“CANCEL CULTURE ELIMINA IL PERDONO”: L’AFFONDO DI MOBY
Moby, il genio visionario della musica elettronica di fine millennio che con un particolare (e intimo) senso religioso si interroga sui rischi etici della cultura contemporanea, dalle “minacce” woke fino alla cancel culture per culminare con una personalissima domanda sul senso ultimo dell’esistenza. Intervistato da “La Verità” Richard Melville Hall – in arte Moby – racconta del suo ritorno sulla scena musicale dopo anni di “oblio” con nuovi brani e vecchi riadattati completamente. «Quando ho riarrangiato le vecchie canzoni per l’orchestra mi sono reso conto di quando fossimo ingenui allora: a fine anni Novanta eravamo molto ottimisti e vivevamo di illusioni», racconta l’artista ancestralmente legato alla “sua” New York.
Convinti del dialogo con Russia e Cina, convinti che internet fosse il trionfo di trasparenza e democrazia e convinti del più pieno ottimismo “liberal”: e invece, rileva ancora Moby, «il mondo di oggi mi sembra terrificante e apocalittico». L’attacco diretto dell’ex punk idealista si concentra contro la falsità e l’ipocrisia della cancel culture moralista: «la cultura americana sta precipitando in una rigidità etica preoccupante. Tutto deve essere bianco o nero, è una deriva tribalistica, puritana». Secondo Moby, la “cancel culture” di fatto fa dominare l’inflessibilità etica sulla realtà senza lasciare spazio a errori che ogni essere umano «commette inevitabilmente, e non rende possibile il perdono e il cambiamento. Nella storia quando qualcuno si sente eticamente superiore a qualcuno altro non va mai a finire bene».
MOBY: “NON SO CHI SIA DIO MA L’IMMENSITÀ DELL’UNIVERSO MI FA PENSARE CHE SI PRENDA CURA DI NOI”
In dissenso quando era al vertice e si mantiene tale Moby, tra l’altro discendente di Herman Melville, scrittore di “Moby Dick”: «sono d’accordo con Bruce Springsteen, dobbiamo giudicare l’arte e non gli artisti. D’altronde anche Cartesio maltrattava gli animali e Jefferson possedeva degli schiavi… che si fa?», sottolinea l’artista grande amante di Roald Dahl, messo all’indice dalla cancel culture woke per i termini usati nei suoi romanzi, come “brutto” o “grasso”. Una sua “ricetta” Moby la racconta anche a “La Verità” per provare a contrastare con atto di dissenso personale la cappa della “cancel culture”: «stacco da Internet appena posso e vado in montagna per non pensare a quanto siamo messi male».
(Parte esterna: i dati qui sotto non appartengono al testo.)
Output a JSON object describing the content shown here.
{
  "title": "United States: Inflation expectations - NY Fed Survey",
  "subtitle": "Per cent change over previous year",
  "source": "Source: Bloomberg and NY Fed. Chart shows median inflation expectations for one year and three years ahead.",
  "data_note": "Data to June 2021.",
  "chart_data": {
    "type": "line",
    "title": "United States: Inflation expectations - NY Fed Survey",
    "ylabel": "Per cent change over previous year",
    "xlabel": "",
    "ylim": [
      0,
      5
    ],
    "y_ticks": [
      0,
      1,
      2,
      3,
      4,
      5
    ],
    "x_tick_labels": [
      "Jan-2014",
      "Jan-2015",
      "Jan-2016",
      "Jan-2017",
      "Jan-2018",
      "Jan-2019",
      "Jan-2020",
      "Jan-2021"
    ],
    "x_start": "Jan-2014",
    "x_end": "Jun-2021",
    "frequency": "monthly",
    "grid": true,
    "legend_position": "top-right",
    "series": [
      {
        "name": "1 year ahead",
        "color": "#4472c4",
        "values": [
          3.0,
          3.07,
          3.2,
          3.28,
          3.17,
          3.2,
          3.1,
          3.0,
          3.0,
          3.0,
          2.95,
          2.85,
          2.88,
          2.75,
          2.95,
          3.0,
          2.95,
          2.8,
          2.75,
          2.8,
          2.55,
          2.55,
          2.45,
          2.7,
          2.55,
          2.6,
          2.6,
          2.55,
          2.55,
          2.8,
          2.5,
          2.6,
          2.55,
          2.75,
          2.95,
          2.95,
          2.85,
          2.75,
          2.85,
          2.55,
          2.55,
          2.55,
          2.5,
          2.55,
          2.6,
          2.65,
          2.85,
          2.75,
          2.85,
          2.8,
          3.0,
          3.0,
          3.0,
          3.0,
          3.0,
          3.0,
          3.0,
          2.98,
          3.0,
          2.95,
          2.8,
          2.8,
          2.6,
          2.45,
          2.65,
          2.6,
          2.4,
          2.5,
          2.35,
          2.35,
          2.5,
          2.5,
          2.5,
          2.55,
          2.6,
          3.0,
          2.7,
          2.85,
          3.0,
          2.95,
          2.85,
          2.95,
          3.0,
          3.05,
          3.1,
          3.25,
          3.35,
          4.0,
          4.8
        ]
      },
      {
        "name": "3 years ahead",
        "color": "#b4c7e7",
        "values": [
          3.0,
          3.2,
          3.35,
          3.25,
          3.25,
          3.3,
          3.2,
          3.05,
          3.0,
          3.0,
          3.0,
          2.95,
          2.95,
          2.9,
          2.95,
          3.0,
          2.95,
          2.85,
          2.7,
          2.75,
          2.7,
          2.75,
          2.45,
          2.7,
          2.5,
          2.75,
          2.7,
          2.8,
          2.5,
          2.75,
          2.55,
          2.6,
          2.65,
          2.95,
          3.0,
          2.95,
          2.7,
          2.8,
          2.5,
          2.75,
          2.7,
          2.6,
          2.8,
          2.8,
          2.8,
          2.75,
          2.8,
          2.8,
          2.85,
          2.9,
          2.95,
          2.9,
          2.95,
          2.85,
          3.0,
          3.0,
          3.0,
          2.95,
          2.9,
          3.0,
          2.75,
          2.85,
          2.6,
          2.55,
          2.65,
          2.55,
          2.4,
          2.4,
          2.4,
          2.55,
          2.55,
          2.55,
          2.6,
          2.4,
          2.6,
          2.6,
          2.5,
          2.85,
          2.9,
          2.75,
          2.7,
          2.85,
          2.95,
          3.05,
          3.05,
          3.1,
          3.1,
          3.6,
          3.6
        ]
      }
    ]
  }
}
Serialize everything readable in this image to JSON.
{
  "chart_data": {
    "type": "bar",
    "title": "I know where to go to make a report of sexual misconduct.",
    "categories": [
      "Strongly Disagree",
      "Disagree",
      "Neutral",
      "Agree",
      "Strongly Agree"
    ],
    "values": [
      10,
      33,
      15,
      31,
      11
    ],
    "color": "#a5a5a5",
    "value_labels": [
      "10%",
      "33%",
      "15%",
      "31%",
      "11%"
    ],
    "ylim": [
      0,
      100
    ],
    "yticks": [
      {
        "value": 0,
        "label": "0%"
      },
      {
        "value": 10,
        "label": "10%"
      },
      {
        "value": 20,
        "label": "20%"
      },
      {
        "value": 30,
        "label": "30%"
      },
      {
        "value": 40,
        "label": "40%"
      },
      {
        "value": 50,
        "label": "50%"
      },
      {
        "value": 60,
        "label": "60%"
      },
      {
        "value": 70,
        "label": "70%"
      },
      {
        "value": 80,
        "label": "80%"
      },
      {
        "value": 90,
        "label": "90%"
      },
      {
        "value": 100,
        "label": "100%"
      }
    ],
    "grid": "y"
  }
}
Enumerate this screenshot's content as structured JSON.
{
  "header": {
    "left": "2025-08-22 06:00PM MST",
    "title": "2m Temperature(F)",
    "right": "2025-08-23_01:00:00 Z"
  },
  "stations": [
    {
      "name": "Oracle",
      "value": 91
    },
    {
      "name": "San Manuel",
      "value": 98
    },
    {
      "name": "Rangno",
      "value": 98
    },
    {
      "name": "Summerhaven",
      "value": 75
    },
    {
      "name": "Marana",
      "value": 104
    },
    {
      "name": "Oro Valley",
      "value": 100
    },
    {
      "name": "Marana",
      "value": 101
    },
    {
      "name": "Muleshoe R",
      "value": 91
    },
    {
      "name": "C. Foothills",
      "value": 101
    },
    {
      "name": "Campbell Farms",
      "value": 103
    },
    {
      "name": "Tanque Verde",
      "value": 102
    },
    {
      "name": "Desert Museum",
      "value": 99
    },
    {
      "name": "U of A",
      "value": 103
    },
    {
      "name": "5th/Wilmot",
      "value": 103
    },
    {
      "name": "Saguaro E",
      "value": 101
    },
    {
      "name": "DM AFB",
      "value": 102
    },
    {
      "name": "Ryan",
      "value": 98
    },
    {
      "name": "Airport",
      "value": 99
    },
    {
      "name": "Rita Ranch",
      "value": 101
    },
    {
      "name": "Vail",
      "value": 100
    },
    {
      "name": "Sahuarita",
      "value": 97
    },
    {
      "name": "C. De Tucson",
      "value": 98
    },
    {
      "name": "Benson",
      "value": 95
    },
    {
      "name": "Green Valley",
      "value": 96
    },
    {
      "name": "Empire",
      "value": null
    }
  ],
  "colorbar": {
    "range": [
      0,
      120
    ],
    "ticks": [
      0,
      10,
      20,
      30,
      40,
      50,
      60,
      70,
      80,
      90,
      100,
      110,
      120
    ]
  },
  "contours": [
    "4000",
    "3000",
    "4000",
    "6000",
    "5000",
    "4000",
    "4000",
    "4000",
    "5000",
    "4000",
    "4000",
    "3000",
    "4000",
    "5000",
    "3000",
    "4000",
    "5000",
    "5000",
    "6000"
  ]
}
Qui Moby cita il Vangelo nel passaggio che – racconta – più lo ha sempre entusiasmato, quando Gesù apostrofa con “chi è senza peccato scagli la prima pietra”: «gli algoritmi dei social network invece seguono la strada contraria». Il discendente di Melville si auto-definisce agnostico ma in molte canzoni non disdegna di invocare Dio: qui Moby ammette essere molto complicato raccontare e parlare del suo rapporto con il divino, in quanto «ho cambiato idea diverse volte», addirittura per anni è stato cristiano convinto con diversi studi biblici affrontati. Poi l’ateismo, la crisi, le dipendenze e l’alcolismo, ma qui una prima “lezione” la racconta: al contrario della rigidità di cui è impregnata la cultura di oggi, è molto più potente «la sincerità di un uomo che ha sbagliato. L’ho imparato dagli ex alcolisti». Su Dio invece il tema resta aperto in quanto oggi, conclude Moby, si definisce «disarmato davanti all’immensità dell’universo. […] Non so cosa sia Dio ma certamente è molto più complesso di me. Potrei sbagliarmi ma credo che questo spirito, questa energia dell’universo, in qualche modo si prenda cura di noi. E penso che sia possibile un contatto con lui se ci si avvicina con umiltà».